User:The Land/Movement Charter Creation and Ratification Principles
These are a set of principles that can be used to flesh out the process of how the Movement Charter can be created and then ratified by the community. I have found it more productive to think about what will make the process a success, than to worry more about how drafting group members will be selected.
Some further framing thoughts:
- The selection method of the Drafting Group does not really affect the process. Even if we end up with a large group of 50 people elected from all across communities, I do not believe that will make the drafting process any easier - if community members aren't aware, aren't consulted, or don't agree - then ultimately the Charter won't work. Holding elections to the drafting group might *help* but it won't solve the problem.
- If the Charter drafting process is very thorough then there will be a relatively short and simple path from ratifying the Charter to holding the first set of Global Council elections. There won't be any need for a further round of outreach and consultation around the existence of the Global Council.
- These principles don't address the issue of technical tools/platforms. Whichever tools or platforms can best accomplish the goal should be used, and I don't know what those are.
- Some people will ask "Why not draft it using a wiki page which everyone with a view can come and edit?" This is a reasonable question. However 1) most people in the movement do not feel comfortable editing Meta (for one reason or another) and 2) wiki talk pages are not designed to structure the amount of discussion that will need to happen for this process to work.
Participation and engagement
[edit]Principle: The Movement Charter can only succeed if there is a very high level of participation and engagement in the process of creating the charter.
Details: The development of the Movement Charter will be the most significant change to the Wikimedia movement for decades. But most participants in the Movement have a low level of awareness of this process. The process needs to actively engage people who currently do not know about, or see the relevance of, the Movement Charter conversations. This will include:
- communicating the benefits of the Movement Charter and Global Council to *different audiences* which may require differences of in tone and nuance
- actively engaging communities through multilingual outreach
- ensuring the Charter drafting process is the largest and most multilingual process yet started in the Wikimedia movement. I remember hearing that 800 people were reached in the recent conversations about the Board election process. This needs 1000, maybe 1500, contributors.
Equity and Representation
[edit]Principle: In line with the recommendation to "ensure equity in decision making", the drafting process must ensure all perspectives are heard and actively involved.
Details: The Charter Drafting Group must be broadly representative of the Wikimedia movement, but cannot be larger than 15-20 people without losing focus, so it cannot be fully representative. However the process must offer meaningful involvement to a much larger group of people. This includes extensive translation and multi-language outreach (as set out in Participation and Engagement). Processes must be structured to that voices from emerging communities are not 'drowned out' by those with existing power and privilege.
Iterative Development
[edit]Principle: The drafting process should proceed iteratively, making versions of its working documents and drafts public.
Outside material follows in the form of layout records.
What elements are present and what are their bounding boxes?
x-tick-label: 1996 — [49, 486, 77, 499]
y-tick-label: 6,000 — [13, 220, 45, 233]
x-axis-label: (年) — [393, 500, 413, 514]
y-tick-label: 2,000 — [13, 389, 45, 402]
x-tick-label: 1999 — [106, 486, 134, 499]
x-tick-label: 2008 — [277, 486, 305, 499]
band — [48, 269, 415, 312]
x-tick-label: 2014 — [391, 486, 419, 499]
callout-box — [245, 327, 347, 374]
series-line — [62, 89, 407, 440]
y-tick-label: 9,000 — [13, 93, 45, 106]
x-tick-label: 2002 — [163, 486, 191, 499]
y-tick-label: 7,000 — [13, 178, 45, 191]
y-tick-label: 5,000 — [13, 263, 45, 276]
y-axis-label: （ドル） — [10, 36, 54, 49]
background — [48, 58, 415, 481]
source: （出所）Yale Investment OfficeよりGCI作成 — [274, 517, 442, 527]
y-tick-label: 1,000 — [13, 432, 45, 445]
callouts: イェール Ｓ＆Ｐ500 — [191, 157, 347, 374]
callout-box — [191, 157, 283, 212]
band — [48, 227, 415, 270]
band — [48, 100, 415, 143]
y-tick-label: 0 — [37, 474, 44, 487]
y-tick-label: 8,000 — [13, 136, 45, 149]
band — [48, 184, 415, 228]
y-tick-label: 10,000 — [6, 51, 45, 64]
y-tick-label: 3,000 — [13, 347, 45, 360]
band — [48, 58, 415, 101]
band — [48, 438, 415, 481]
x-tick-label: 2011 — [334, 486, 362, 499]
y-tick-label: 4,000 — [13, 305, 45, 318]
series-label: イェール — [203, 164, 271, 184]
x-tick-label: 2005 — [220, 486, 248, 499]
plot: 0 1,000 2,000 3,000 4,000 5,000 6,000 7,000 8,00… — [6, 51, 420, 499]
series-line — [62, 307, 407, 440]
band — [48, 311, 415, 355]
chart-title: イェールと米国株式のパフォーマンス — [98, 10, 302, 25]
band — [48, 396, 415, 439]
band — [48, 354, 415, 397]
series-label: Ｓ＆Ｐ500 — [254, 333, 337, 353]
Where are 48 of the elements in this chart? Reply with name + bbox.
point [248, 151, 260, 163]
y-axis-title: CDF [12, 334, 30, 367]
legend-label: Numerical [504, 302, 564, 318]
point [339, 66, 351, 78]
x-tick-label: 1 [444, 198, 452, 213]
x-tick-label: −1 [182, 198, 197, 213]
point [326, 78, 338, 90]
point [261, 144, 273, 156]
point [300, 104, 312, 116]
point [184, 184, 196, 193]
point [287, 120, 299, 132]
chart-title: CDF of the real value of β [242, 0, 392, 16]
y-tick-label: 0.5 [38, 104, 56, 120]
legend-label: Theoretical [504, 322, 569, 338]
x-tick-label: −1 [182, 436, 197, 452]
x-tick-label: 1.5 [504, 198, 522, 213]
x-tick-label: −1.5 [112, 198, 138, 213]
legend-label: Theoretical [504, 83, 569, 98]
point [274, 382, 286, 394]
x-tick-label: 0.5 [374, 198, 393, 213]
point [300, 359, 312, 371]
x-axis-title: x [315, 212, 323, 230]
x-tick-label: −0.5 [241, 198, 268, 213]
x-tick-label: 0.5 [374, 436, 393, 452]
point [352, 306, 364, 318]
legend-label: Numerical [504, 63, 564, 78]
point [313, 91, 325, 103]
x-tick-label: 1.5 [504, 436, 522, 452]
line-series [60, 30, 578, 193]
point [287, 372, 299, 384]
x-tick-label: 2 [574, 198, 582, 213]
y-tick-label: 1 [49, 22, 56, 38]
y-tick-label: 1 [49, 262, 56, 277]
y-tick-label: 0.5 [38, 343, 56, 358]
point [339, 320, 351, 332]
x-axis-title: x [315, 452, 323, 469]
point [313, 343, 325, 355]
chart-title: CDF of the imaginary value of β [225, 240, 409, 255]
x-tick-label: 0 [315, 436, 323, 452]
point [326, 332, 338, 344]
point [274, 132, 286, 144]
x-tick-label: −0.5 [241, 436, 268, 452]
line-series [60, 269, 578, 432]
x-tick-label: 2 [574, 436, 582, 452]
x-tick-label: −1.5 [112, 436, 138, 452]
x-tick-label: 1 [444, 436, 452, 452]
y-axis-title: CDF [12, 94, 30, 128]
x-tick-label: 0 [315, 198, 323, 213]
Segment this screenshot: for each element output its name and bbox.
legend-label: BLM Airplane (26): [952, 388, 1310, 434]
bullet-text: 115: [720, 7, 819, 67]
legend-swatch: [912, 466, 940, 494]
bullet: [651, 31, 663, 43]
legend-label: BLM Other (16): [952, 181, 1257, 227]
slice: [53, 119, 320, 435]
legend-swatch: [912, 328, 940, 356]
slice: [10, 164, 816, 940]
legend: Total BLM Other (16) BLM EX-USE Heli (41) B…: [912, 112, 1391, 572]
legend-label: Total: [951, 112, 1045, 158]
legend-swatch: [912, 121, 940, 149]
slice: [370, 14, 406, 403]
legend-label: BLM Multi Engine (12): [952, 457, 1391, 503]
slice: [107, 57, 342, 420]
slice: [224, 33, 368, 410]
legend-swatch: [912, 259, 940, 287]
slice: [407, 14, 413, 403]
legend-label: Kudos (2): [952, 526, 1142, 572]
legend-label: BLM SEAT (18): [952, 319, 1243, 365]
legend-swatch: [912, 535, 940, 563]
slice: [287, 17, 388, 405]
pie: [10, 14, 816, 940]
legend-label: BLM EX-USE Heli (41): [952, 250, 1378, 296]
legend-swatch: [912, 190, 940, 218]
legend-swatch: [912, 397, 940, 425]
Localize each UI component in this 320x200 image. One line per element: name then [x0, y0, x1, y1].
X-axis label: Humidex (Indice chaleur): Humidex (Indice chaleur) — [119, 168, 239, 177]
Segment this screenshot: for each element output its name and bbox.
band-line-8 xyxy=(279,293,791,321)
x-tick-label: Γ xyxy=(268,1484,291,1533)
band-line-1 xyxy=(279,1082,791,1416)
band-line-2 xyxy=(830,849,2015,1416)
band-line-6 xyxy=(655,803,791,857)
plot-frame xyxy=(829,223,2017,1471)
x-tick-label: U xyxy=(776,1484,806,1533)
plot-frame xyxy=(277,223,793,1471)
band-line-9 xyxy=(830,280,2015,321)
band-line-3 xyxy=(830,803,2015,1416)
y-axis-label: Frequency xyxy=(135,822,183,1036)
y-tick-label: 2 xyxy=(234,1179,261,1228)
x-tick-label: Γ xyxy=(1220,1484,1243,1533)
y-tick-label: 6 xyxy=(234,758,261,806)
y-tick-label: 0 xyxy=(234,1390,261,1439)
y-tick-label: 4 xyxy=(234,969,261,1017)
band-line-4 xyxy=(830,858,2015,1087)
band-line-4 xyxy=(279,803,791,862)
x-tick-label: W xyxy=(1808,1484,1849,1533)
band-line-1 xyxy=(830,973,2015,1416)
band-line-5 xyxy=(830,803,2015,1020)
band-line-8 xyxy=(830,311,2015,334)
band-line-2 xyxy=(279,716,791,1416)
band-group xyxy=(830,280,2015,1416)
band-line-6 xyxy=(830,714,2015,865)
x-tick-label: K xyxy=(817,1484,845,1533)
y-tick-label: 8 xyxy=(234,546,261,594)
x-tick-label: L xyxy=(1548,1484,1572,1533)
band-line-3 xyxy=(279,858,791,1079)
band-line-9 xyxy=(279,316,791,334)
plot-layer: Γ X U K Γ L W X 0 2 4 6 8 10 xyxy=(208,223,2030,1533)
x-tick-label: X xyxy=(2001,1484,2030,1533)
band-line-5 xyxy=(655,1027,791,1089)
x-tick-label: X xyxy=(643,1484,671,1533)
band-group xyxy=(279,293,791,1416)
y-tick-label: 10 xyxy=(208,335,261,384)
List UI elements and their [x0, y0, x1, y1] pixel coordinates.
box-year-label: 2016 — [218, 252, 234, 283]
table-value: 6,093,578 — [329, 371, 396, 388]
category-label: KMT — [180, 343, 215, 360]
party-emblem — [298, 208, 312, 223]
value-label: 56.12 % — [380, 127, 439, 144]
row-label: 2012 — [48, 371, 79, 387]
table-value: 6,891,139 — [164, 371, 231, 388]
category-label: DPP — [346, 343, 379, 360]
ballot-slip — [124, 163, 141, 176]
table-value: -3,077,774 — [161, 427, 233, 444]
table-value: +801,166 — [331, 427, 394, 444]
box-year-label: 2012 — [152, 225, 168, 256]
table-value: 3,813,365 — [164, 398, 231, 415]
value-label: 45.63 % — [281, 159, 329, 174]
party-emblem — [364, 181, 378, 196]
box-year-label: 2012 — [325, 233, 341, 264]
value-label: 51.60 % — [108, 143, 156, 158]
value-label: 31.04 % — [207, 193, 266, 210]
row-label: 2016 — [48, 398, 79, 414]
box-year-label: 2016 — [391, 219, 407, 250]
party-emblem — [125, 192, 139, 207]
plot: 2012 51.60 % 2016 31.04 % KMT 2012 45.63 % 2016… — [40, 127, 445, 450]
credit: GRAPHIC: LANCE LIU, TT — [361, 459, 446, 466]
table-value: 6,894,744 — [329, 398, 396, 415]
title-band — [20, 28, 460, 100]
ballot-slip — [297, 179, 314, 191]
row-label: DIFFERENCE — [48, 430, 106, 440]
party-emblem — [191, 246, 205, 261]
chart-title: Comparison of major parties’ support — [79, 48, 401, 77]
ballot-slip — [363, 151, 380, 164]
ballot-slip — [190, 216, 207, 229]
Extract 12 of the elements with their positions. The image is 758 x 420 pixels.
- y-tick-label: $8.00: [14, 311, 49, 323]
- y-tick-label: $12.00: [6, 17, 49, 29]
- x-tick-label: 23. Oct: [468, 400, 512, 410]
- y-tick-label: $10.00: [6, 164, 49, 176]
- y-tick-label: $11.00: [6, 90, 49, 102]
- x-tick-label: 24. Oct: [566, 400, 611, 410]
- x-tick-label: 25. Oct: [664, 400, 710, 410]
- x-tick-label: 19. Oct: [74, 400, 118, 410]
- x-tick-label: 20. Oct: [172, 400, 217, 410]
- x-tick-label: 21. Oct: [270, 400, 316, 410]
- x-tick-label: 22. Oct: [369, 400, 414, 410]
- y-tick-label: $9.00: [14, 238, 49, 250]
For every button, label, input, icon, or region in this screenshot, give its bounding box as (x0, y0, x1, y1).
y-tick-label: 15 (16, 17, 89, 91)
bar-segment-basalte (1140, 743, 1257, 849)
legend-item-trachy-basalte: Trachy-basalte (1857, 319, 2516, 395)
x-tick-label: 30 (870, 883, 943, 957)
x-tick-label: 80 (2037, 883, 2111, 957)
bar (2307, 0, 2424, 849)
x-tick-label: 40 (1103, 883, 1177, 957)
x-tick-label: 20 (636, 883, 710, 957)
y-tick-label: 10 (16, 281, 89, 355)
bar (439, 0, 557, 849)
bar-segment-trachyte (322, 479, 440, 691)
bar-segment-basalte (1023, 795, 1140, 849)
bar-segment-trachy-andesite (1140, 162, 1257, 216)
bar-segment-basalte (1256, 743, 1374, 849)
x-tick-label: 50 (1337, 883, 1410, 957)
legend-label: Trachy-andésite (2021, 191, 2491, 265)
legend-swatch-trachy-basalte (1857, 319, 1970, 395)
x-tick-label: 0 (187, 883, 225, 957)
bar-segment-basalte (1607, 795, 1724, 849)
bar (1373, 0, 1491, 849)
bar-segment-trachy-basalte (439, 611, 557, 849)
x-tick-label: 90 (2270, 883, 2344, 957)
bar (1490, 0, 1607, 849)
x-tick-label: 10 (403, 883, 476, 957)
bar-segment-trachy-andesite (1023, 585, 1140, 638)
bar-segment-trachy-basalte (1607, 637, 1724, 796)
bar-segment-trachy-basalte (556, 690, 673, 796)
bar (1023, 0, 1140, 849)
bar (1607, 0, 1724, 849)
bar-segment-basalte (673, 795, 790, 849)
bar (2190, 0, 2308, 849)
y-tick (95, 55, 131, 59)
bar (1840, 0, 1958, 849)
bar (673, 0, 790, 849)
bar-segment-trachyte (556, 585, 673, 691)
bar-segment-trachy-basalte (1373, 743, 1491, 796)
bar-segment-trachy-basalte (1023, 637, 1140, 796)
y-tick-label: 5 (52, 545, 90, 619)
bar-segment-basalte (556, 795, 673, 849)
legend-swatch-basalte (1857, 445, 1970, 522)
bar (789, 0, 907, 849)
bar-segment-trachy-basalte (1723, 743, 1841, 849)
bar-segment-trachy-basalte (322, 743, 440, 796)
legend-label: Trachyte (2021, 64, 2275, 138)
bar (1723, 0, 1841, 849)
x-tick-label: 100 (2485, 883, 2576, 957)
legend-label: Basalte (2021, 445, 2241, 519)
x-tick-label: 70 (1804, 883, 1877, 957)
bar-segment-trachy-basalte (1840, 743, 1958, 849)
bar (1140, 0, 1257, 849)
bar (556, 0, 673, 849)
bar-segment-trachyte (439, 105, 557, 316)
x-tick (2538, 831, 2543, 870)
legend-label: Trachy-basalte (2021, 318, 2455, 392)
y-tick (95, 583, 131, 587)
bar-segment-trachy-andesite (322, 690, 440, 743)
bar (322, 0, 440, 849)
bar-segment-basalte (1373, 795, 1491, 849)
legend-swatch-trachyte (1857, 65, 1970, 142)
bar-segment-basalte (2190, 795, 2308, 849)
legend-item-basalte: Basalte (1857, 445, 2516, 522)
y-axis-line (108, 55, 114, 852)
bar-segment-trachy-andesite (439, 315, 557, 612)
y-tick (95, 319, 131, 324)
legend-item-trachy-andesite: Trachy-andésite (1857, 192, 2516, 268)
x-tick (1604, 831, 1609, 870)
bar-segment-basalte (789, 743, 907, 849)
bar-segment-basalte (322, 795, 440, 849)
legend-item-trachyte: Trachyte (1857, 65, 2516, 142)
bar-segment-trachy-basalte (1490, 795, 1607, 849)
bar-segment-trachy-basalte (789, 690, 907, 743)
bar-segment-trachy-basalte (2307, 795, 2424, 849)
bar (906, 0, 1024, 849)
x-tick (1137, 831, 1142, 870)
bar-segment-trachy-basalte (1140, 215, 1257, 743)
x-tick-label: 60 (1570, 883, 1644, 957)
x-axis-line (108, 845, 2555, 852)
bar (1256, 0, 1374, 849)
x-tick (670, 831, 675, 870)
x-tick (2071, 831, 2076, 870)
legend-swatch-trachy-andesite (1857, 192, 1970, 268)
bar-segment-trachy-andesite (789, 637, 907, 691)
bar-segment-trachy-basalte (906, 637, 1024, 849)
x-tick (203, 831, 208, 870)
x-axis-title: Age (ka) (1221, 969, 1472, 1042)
Details: To ensure that issues are surfaced and feedback can be given meaningfully, the drafting process should be iterative. "Sprints" of work will produce milestone documents - examples of which might be a scope of the Charter, or a first draft.
Generate Options
[edit]Principle: Where there are areas of lack of consensus, the process should support the generation and discussion of different options.
Details: Some of the best answers to the challenges of creating the charter may not be immediately obvious. "Divergent thinking" is key to coming up with creative solutions. The process should be open to ideas generated by the communities as well as by the Drafting Group.
Drafting Group empowered to make decisions
[edit]Principle: While the process should be very broad and consultative, the Drafting Group is empowered to make decisions and recommend a final text.
Details: Not all issues can be resolved by consensus, and not all challenges can be overcome by creative thinking. In areas where there continues to be a lack of consensus in spite of extensive discussion, the Drafting Group must recommend a final text.
Support for the agency and wellbeing of the Drafting Group
[edit]Principle: The Drafting Group should have the resources needed to work effectively, and be empowered to change the process (within a broad set of principles)
Details: The Drafting Group will be volunteers who are asked to undertake a significant and difficult task. They need to feel in control of their own work and direction, as well as supported to do the work they have signed up for.
Movement-wide Ratification
[edit]Principle: The final Charter text must be formally ratified by the WMF, affiliates, and project communities.
Details: To ensure the Charter text has the support (or at least the assent) of the Wikimedia community, there must be a formal ratification process. Cross-community ratification is unprecedented and a significant challenge in its own right. Options for ratification should be explored at an early stage - for instance, by method of RfCs on projects, or by a voting procedure where individual contributors vote as in an election.